Meist zeigt sich zudem auch ein Mangel aller B Vitamine. Fehlen dem Organismus Vitamine und Spurenelemente, sind weitere Erkrankungen und ein aus dem Gleichgewicht gebrachtes Immunsystem die Folge. Mit auch beachtlichen Folgen für das Gesundheitssystem. Ungeachtet dieser Tatsachen stehen darauf abgestimmte Serumbestimmungen und Substitution von Vitamin und Spurenelementen nicht auf dem Behandlungsplan und müssen von Betroffenen selbst initiiert und finanziert werden. 

Das Wissen über die Erkrankungen "akute- und chronische Pankreatitis" und ihrer Folgen ist in der Öffentlichkeit stark verzerrt, mangel- und fehlerhaft. Aufklärung ist daher dringend notwendig, da bewiesen ist, dass chronische Pankreatitiden ein erhöhtes Risiko für Pankreaskrebs mit sich bringen. 
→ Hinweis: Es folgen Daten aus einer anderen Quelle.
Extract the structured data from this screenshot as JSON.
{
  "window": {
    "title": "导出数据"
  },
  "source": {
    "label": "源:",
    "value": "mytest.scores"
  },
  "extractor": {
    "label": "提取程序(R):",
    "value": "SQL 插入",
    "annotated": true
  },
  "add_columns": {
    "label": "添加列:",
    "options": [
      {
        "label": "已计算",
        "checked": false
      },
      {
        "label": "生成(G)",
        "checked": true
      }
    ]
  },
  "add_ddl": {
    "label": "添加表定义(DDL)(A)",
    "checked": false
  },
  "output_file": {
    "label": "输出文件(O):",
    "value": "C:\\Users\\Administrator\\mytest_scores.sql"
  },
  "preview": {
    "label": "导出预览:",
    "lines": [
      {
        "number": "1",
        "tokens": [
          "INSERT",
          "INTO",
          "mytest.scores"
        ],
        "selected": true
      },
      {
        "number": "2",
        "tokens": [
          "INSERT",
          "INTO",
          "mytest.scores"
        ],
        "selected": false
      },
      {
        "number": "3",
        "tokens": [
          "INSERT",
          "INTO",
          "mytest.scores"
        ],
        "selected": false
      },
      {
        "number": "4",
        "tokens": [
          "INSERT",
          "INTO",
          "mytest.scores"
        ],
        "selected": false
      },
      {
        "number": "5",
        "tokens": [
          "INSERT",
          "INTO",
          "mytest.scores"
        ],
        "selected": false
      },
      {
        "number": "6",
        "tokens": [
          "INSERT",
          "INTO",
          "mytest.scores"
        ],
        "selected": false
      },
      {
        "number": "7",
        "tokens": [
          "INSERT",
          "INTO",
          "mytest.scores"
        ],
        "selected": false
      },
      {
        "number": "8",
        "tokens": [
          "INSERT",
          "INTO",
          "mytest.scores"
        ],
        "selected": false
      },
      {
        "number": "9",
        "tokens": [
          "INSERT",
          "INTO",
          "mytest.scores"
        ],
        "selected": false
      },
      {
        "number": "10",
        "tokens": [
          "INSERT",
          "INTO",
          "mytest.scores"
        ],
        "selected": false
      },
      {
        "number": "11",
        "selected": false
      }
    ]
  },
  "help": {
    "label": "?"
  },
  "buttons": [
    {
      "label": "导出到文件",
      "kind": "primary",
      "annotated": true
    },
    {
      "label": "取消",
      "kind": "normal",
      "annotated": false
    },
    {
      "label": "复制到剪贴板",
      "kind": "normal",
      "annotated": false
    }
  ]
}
Ein psychosoziales Angebot innerhalb des Behandlungsschemas fehlt. Erkrankte stehen mit ihren seelischen Befindlichkeiten und der Bewältigung der Erkrankung alleine auf weiter Flur. 
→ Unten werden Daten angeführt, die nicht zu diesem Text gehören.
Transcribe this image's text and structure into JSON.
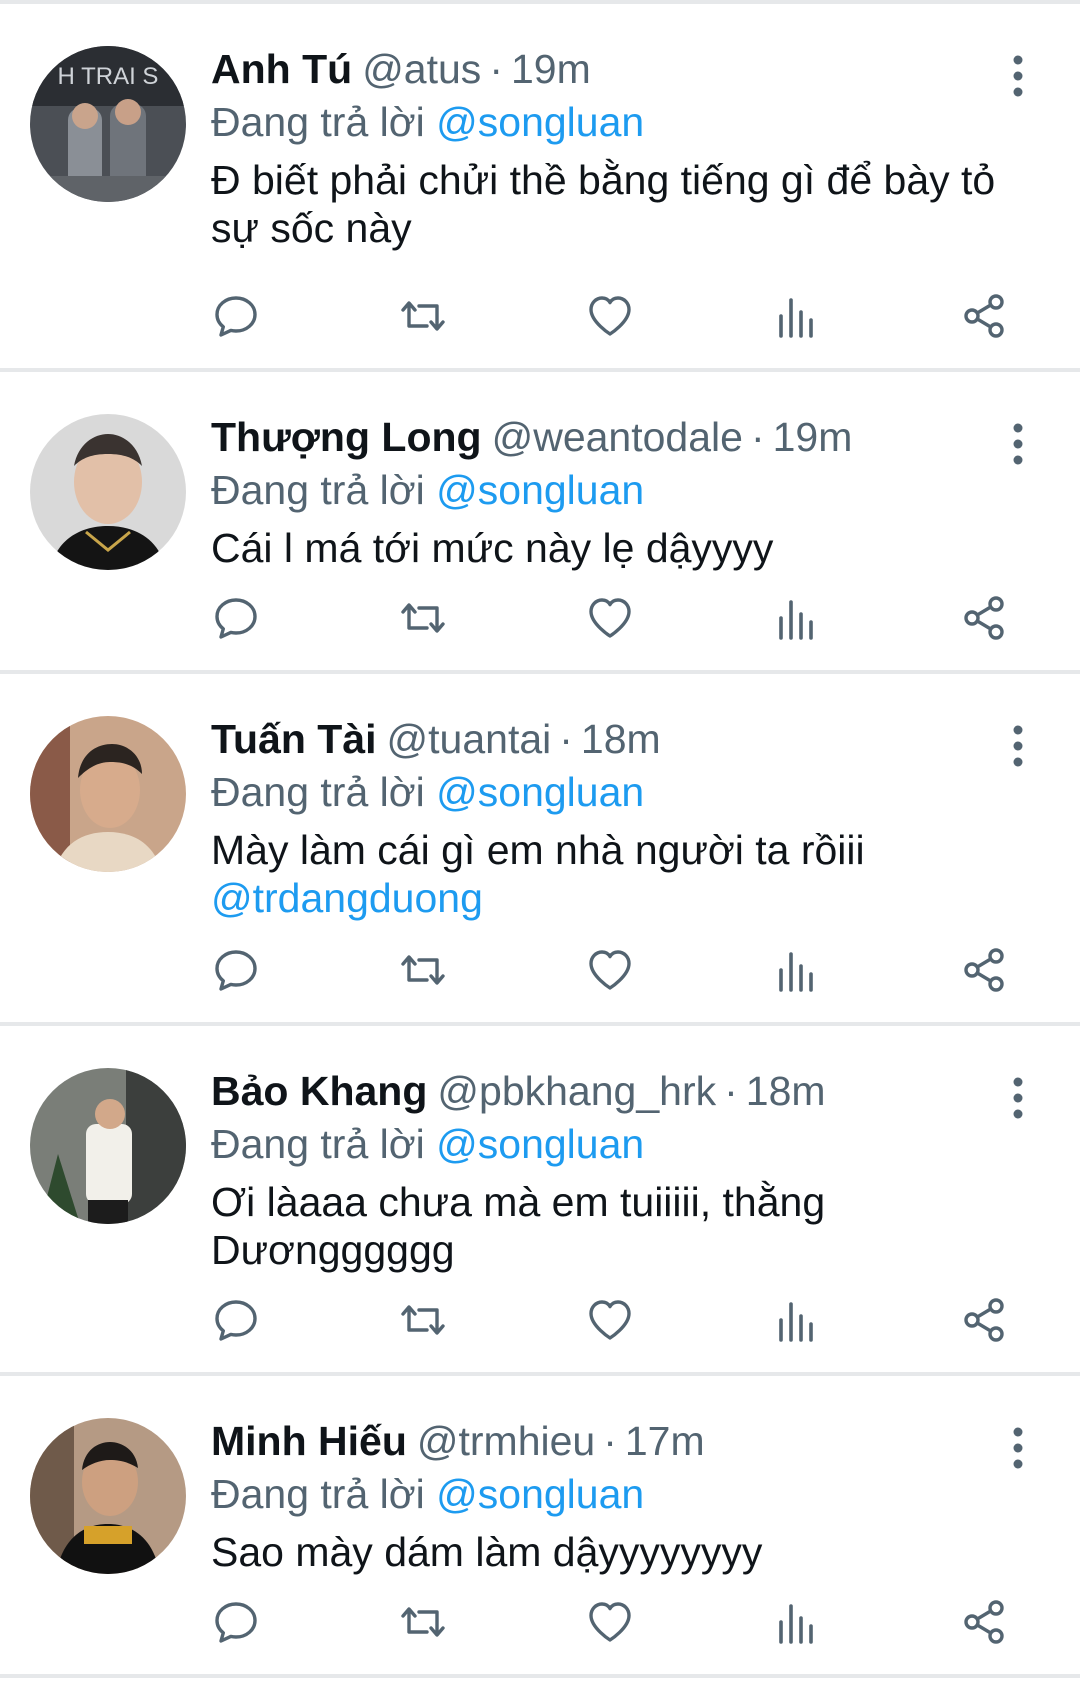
{
  "replies": [
    {
      "name": "Anh Tú",
      "handle": "@atus",
      "sep": "·",
      "time": "19m",
      "reply_prefix": "Đang trả lời",
      "reply_to": "@songluan",
      "text": "Đ biết phải chửi thề bằng tiếng gì để bày tỏ sự sốc này",
      "avatar_caption": "H TRAI S"
    },
    {
      "name": "Thượng Long",
      "handle": "@weantodale",
      "sep": "·",
      "time": "19m",
      "reply_prefix": "Đang trả lời",
      "reply_to": "@songluan",
      "text": "Cái l má tới mức này lẹ dậyyyy"
    },
    {
      "name": "Tuấn Tài",
      "handle": "@tuantai",
      "sep": "·",
      "time": "18m",
      "reply_prefix": "Đang trả lời",
      "reply_to": "@songluan",
      "text": "Mày làm cái gì em nhà người ta rồiii",
      "text_mention": "@trdangduong"
    },
    {
      "name": "Bảo Khang",
      "handle": "@pbkhang_hrk",
      "sep": "·",
      "time": "18m",
      "reply_prefix": "Đang trả lời",
      "reply_to": "@songluan",
      "text": "Ơi làaaa chưa mà em tuiiiii, thằng Dươngggggg"
    },
    {
      "name": "Minh Hiếu",
      "handle": "@trmhieu",
      "sep": "·",
      "time": "17m",
      "reply_prefix": "Đang trả lời",
      "reply_to": "@songluan",
      "text": "Sao mày dám làm dậyyyyyyyy"
    }
  ],
  "icons": {
    "reply": "comment-bubble-icon",
    "retweet": "retweet-arrows-icon",
    "like": "heart-icon",
    "views": "bar-chart-icon",
    "share": "share-nodes-icon",
    "more": "vertical-dots-icon"
  },
  "colors": {
    "accent": "#1d9bf0",
    "secondary_text": "#536471",
    "primary_text": "#0f1419",
    "icon": "#536471",
    "divider": "#e6e8ea"
  }
}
Institutionen des Gesundheitswesens und Ministerien reagieren auf Anträge zum Leidwesen Betroffener nach wie vor meist mit Unkenntnis und Unverständnis. Es kostet Betroffene, durch die Erkrankung ohnedies physisch und psychisch geschwächt, extrem viel Überzeugungskraft, nach meist viel zu langer Zeit vielleicht doch zu ihrem Recht zu kommen. 

Informationen über die Erkrankung im Internet und darüber hinaus finden meist nur als Nebenschauplatz im "Schatten" des dominanten Themas "Pankreas-Karzinom" statt. Beide Erkrankungen betreffen das gleiche Organ und sind doch grundunterschiedlich. Daher ist es wünschenswert und erforderlich, Informationen zur Erkrankung Pankreatitis gesellschaftlich und wissenschaftlich präsenter zu gestalten.